Gli articoli di fortis e ruffolo il-capitalismo-che-verrà e pil-una-medaglia-alla-memoria ampliano gli orizzonti di intelligenza dell’economia. Anche se la critica alla significatività del PIl è divenuto ormai un luogo comune, quasi una banalità, continua ad aver senso la ricerca di una comprensione più profonda e attenta a ciò che non è immediatamente quantificabile.
Nel dibattito di La Stampa su “la crisi un anno dopo” si segnalano gli interventi di Ricolfi: l’economia non ci azzecca e Deaglio vite terremotate . Si riconosce giustamente come non solo l’economia ma le scienze sociali nel loro insieme non abbiano elaborato risposte persuasive.
Le polemiche sul merito nell’università trovano giustamente spazio nella pagine dei giornali e come al solito gli economisti hanno soluzioni belle e pronte: giavazzi – vaciago
Analisi più profonde che provengono proprio da quel mondo anglosassone preso come riferimento ci richiamano però a confrontarci con almeno due concetti di virtù :two competing conceptions of virtue, one determined by merit judged competitively and the other more vaguely but emotionally supported by a broader view of worth.
Mentre al festival di Trento l’economia gestisce accusa e difesa del proprio processo , Guido Rossi in un articolo su La Repubblica : lo-spirito-ambiguo-della-ricchezza , assume una posizione più radicale: “Ciò è accaduto non tanto o non solo perché avidità e stupidità dei singoli abbiano avuto il sopravvento ma perché avidità e irrazionalità sono state teorizzate e poste alla base di un sistema che si sta disgregando”.
Nel dibattito su il Sole 24 ore e al prossimo festival dell’economia di Trento è aperta la critica alle teorie e ricette diffuse in questi anni dagli economisti. Roberto Perotti nell’articolo economisti alla sbarra sintetizza argomenti a favore e contro, cadendo in un eccessivo tecnicismo che lo rende assai poco persuasivo. Di altro livello culturale l’intervento del Cardinale Angelo Scola il sonno della ragione genera crisi , che coglie la radice del problema nell’avarizia idolatra e l’esigenza di ripartire riconoscendo la priorità della societa rispetto a “stato”e “mercato”. il “pensiero unico” che si imputa agli economisti non significa assenza di una pluralità di teorie ma significa la priorità indiscussa del ragionamento economico e dei conseguenti fini rispetto ad altri ambiti di valutazione. Dal mio punto di vista, non posso non rimarcare la pulizia concettuale e di linguaggio del Cardinale anche in passaggi secondari come quando afferma “si potrebbe parlare di capitale umano e sociale, ma preferisco chiarire che si tratta della capacità unica dell’essere umano di ‘dare un nome alle cose’…” La teoria e il linguaggio stesso del ‘capitale umano’ altro non è infatti che una manifestazione di quel pensiero unico dell’economia che per dare valore all’umano deve ricondurlo a cosa.
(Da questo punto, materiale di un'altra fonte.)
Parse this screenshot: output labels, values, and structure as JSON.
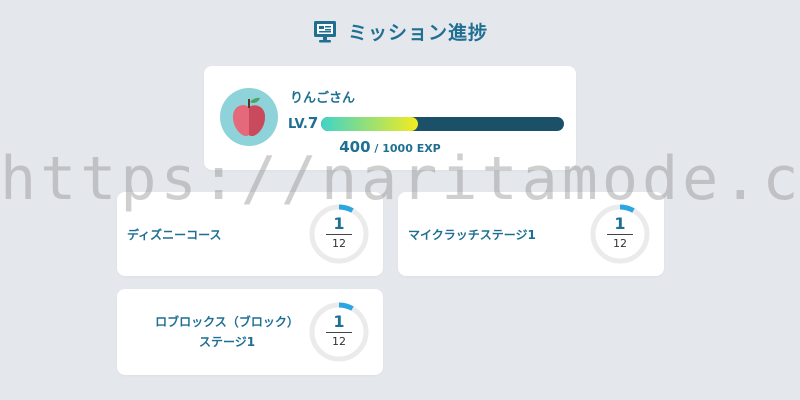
{
  "header": {
    "title": "ミッション進捗",
    "icon": "monitor-icon"
  },
  "profile": {
    "username": "りんごさん",
    "level_prefix": "LV.",
    "level": "7",
    "exp_current": "400",
    "exp_sep": " / ",
    "exp_max": "1000",
    "exp_unit": " EXP",
    "progress_fraction": 0.4,
    "avatar_icon": "apple-icon"
  },
  "missions": [
    {
      "name": "ディズニーコース",
      "done": "1",
      "total": "12",
      "fraction": 0.083
    },
    {
      "name": "マイクラッチステージ1",
      "done": "1",
      "total": "12",
      "fraction": 0.083
    },
    {
      "name_line1": "ロブロックス（ブロック）",
      "name_line2": "ステージ1",
      "done": "1",
      "total": "12",
      "fraction": 0.083
    }
  ],
  "watermark": "https://naritamode.com/",
  "colors": {
    "accent": "#1f6f93",
    "ring": "#2aa7e0",
    "track": "#ebebeb",
    "bar_bg": "#1a5068"
  }
}
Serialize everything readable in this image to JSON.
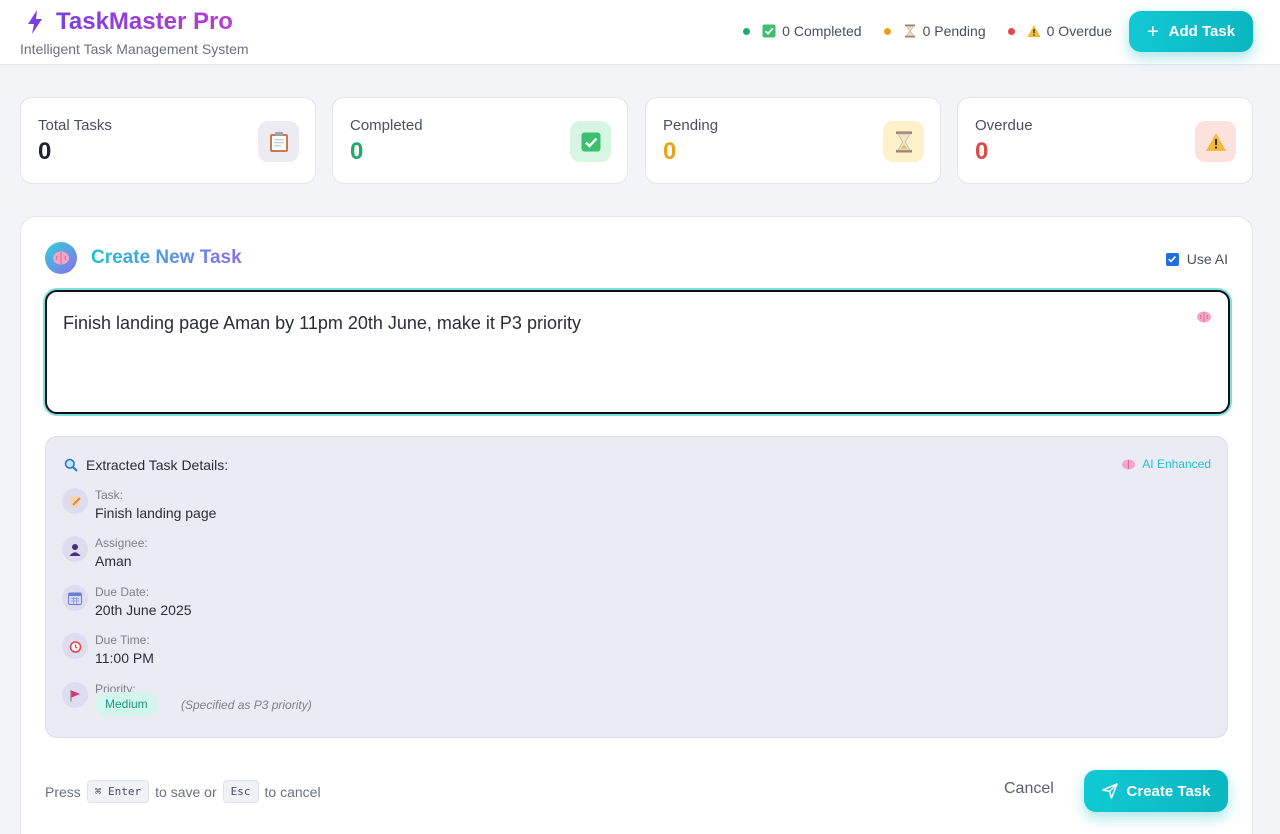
{
  "app": {
    "title": "TaskMaster Pro",
    "subtitle": "Intelligent Task Management System"
  },
  "header_stats": {
    "completed": "0 Completed",
    "pending": "0 Pending",
    "overdue": "0 Overdue"
  },
  "add_task_label": "Add Task",
  "cards": [
    {
      "label": "Total Tasks",
      "value": "0",
      "color": "#1f2233",
      "icon": "clipboard-icon"
    },
    {
      "label": "Completed",
      "value": "0",
      "color": "#22a86b",
      "icon": "check-box-icon"
    },
    {
      "label": "Pending",
      "value": "0",
      "color": "#e8a317",
      "icon": "hourglass-icon"
    },
    {
      "label": "Overdue",
      "value": "0",
      "color": "#e04848",
      "icon": "warning-icon"
    }
  ],
  "panel": {
    "title": "Create New Task",
    "use_ai_label": "Use AI",
    "use_ai_checked": true,
    "input_text": "Finish landing page Aman by 11pm 20th June, make it P3 priority"
  },
  "details": {
    "heading": "Extracted Task Details:",
    "ai_badge": "AI Enhanced",
    "task_label": "Task:",
    "task_value": "Finish landing page",
    "assignee_label": "Assignee:",
    "assignee_value": "Aman",
    "due_date_label": "Due Date:",
    "due_date_value": "20th June 2025",
    "due_time_label": "Due Time:",
    "due_time_value": "11:00 PM",
    "priority_label": "Priority:",
    "priority_value": "Medium",
    "priority_note": "(Specified as P3 priority)"
  },
  "footer": {
    "press": "Press",
    "enter_key": "⌘ Enter",
    "to_save_or": "to save or",
    "esc_key": "Esc",
    "to_cancel": "to cancel",
    "cancel_label": "Cancel",
    "create_label": "Create Task"
  },
  "colors": {
    "accent": "#0ab6bf",
    "brand": "#7a3fe0",
    "completed": "#22a86b",
    "pending": "#e8a317",
    "overdue": "#e04848"
  }
}
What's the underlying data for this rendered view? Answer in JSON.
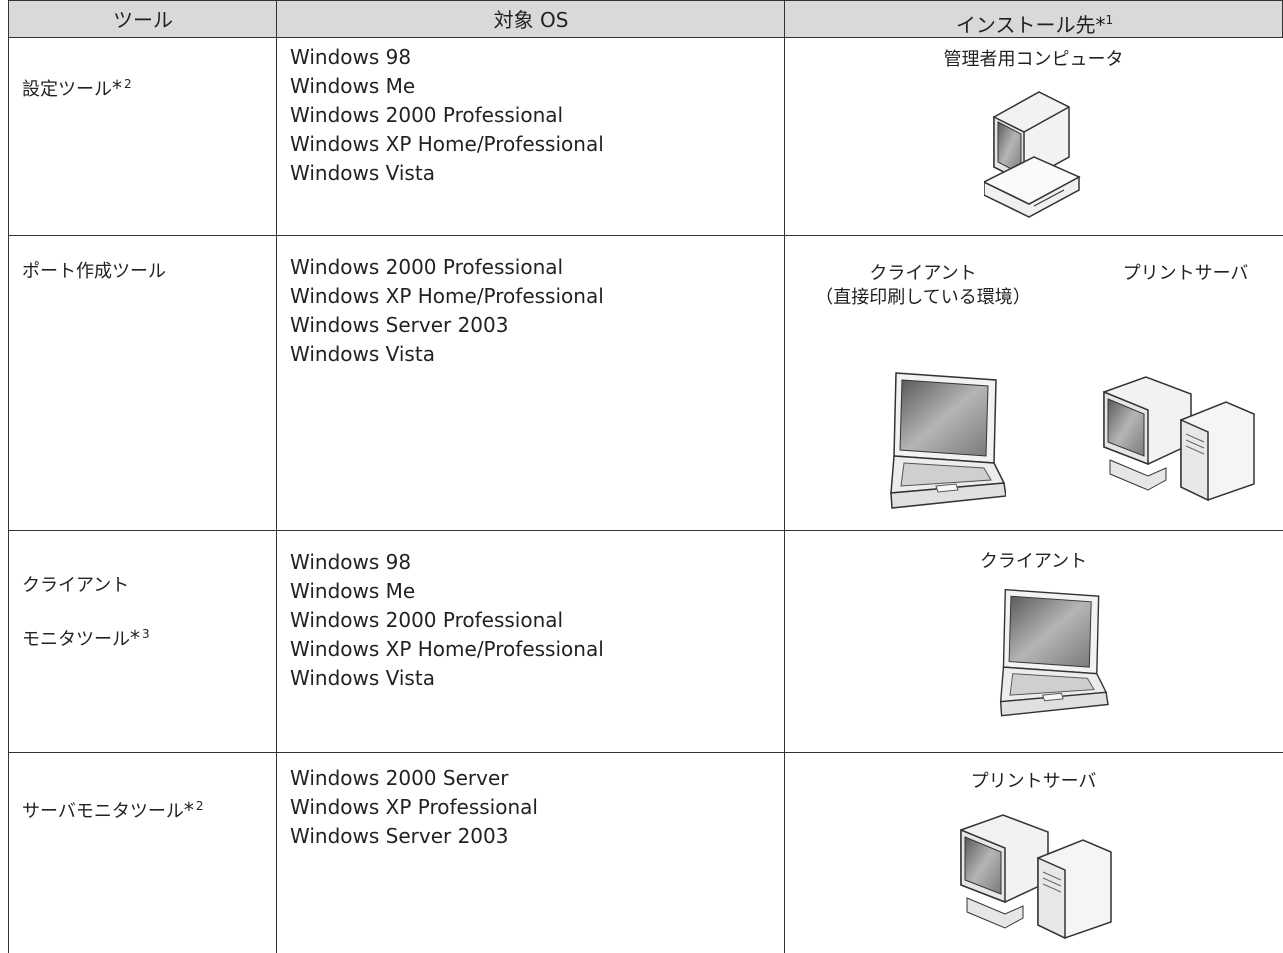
{
  "headers": {
    "tool": "ツール",
    "os": "対象 OS",
    "install": "インストール先",
    "install_note": "1"
  },
  "rows": [
    {
      "tool": "設定ツール",
      "tool_note": "2",
      "os": [
        "Windows 98",
        "Windows Me",
        "Windows 2000 Professional",
        "Windows XP Home/Professional",
        "Windows Vista"
      ],
      "install": [
        "管理者用コンピュータ"
      ]
    },
    {
      "tool": "ポート作成ツール",
      "tool_note": "",
      "os": [
        "Windows 2000 Professional",
        "Windows XP Home/Professional",
        "Windows Server 2003",
        "Windows Vista"
      ],
      "install": [
        "クライアント",
        "（直接印刷している環境）",
        "プリントサーバ"
      ]
    },
    {
      "tool_line1": "クライアント",
      "tool_line2": "モニタツール",
      "tool_note": "3",
      "os": [
        "Windows 98",
        "Windows Me",
        "Windows 2000 Professional",
        "Windows XP Home/Professional",
        "Windows Vista"
      ],
      "install": [
        "クライアント"
      ]
    },
    {
      "tool": "サーバモニタツール",
      "tool_note": "2",
      "os": [
        "Windows 2000 Server",
        "Windows XP Professional",
        "Windows Server 2003"
      ],
      "install": [
        "プリントサーバ"
      ]
    }
  ],
  "icons": {
    "desktop": "desktop-computer-icon",
    "laptop": "laptop-icon",
    "server": "print-server-icon"
  },
  "colors": {
    "header_bg": "#d9d9d9",
    "border": "#333333",
    "screen": "#888888"
  }
}
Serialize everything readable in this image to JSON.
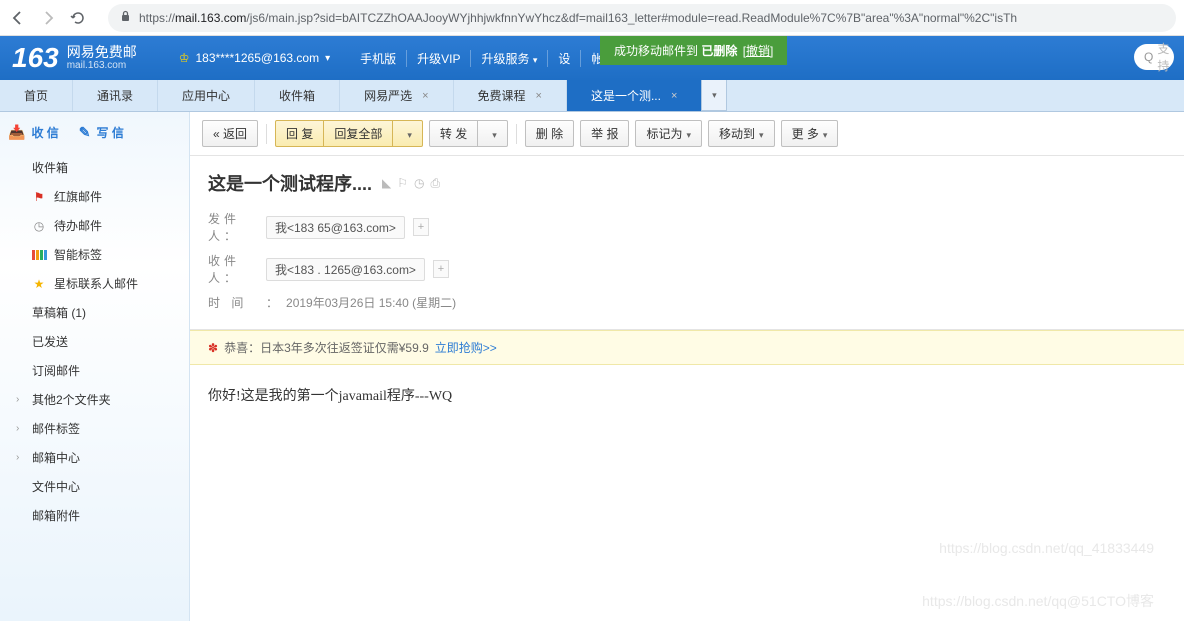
{
  "browser": {
    "url_proto": "https://",
    "url_host": "mail.163.com",
    "url_path": "/js6/main.jsp?sid=bAITCZZhOAAJooyWYjhhjwkfnnYwYhcz&df=mail163_letter#module=read.ReadModule%7C%7B\"area\"%3A\"normal\"%2C\"isTh"
  },
  "header": {
    "logo_num": "163",
    "logo_cn": "网易免费邮",
    "logo_en": "mail.163.com",
    "user_email": "183****1265@163.com",
    "links": [
      "手机版",
      "升级VIP",
      "升级服务",
      "设",
      "帐"
    ],
    "toast_pre": "成功移动邮件到 ",
    "toast_bold": "已删除",
    "toast_undo": "[撤销]",
    "search_placeholder": "支持"
  },
  "tabs": [
    {
      "label": "首页",
      "closable": false
    },
    {
      "label": "通讯录",
      "closable": false
    },
    {
      "label": "应用中心",
      "closable": false
    },
    {
      "label": "收件箱",
      "closable": false
    },
    {
      "label": "网易严选",
      "closable": true
    },
    {
      "label": "免费课程",
      "closable": true
    },
    {
      "label": "这是一个测...",
      "closable": true,
      "active": true
    }
  ],
  "sidebar": {
    "receive": "收 信",
    "compose": "写 信",
    "items": [
      {
        "label": "收件箱"
      },
      {
        "label": "红旗邮件",
        "icon": "flag-red"
      },
      {
        "label": "待办邮件",
        "icon": "clock-gray"
      },
      {
        "label": "智能标签",
        "icon": "tag-multi"
      },
      {
        "label": "星标联系人邮件",
        "icon": "star-yellow"
      },
      {
        "label": "草稿箱 (1)"
      },
      {
        "label": "已发送"
      },
      {
        "label": "订阅邮件"
      },
      {
        "label": "其他2个文件夹",
        "expandable": true
      },
      {
        "label": "邮件标签",
        "expandable": true
      },
      {
        "label": "邮箱中心",
        "expandable": true
      },
      {
        "label": "文件中心"
      },
      {
        "label": "邮箱附件"
      }
    ]
  },
  "toolbar": {
    "back": "返回",
    "reply": "回 复",
    "reply_all": "回复全部",
    "forward": "转 发",
    "delete": "删 除",
    "report": "举 报",
    "mark": "标记为",
    "move": "移动到",
    "more": "更 多"
  },
  "mail": {
    "subject": "这是一个测试程序....",
    "from_label": "发件人",
    "from_value": "我<183        65@163.com>",
    "to_label": "收件人",
    "to_value": "我<183 .   1265@163.com>",
    "date_label": "时   间",
    "date_value": "2019年03月26日 15:40 (星期二)",
    "promo_text": "恭喜：日本3年多次往返签证仅需¥59.9 ",
    "promo_link": "立即抢购>>",
    "body": "你好!这是我的第一个javamail程序---WQ"
  },
  "watermarks": {
    "w1": "https://blog.csdn.net/qq_41833449",
    "w2": "https://blog.csdn.net/qq@51CTO博客"
  }
}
Brunetta viene spesso accusato di avere semplificato un po’ troppo diagnosi e proposte di fronte ai problemi della PA, ma gli economisti che lo criticano non sono da meno: se-il-dirigente-non-ha-obiettivi
Questo articolo mette il dito sulla piaga: il mito offuscato del ROE Ma è la teoria della finanza ad avere esasperato questa impostazione. L’economia aziendale ha sempre avuto una visione molto più multi-dimensionale e orientata al lungo periodo.
Merita riflessione questo intervento del prof. Israel la-scienza-non-e-onniscienza che tra l’altro osserva come ” la teoria economica deve fronteggiare la dura constatazione che fare una “scienza oggettiva” dei comportamenti soggettivi è una “mission impossible” “. Ma è giusto soprattutto rilevare l’arroganza degli economisti : “tocca pure sentir riproporre la lezioncina sui principi di “razionalità” che dovrebbero governare le scelte economiche “scientifiche” con la prosopopea di chi è reduce da Austerlitz anziché da Waterloo”. Condivisibile è anche la critica dello scientismo nei vari campi.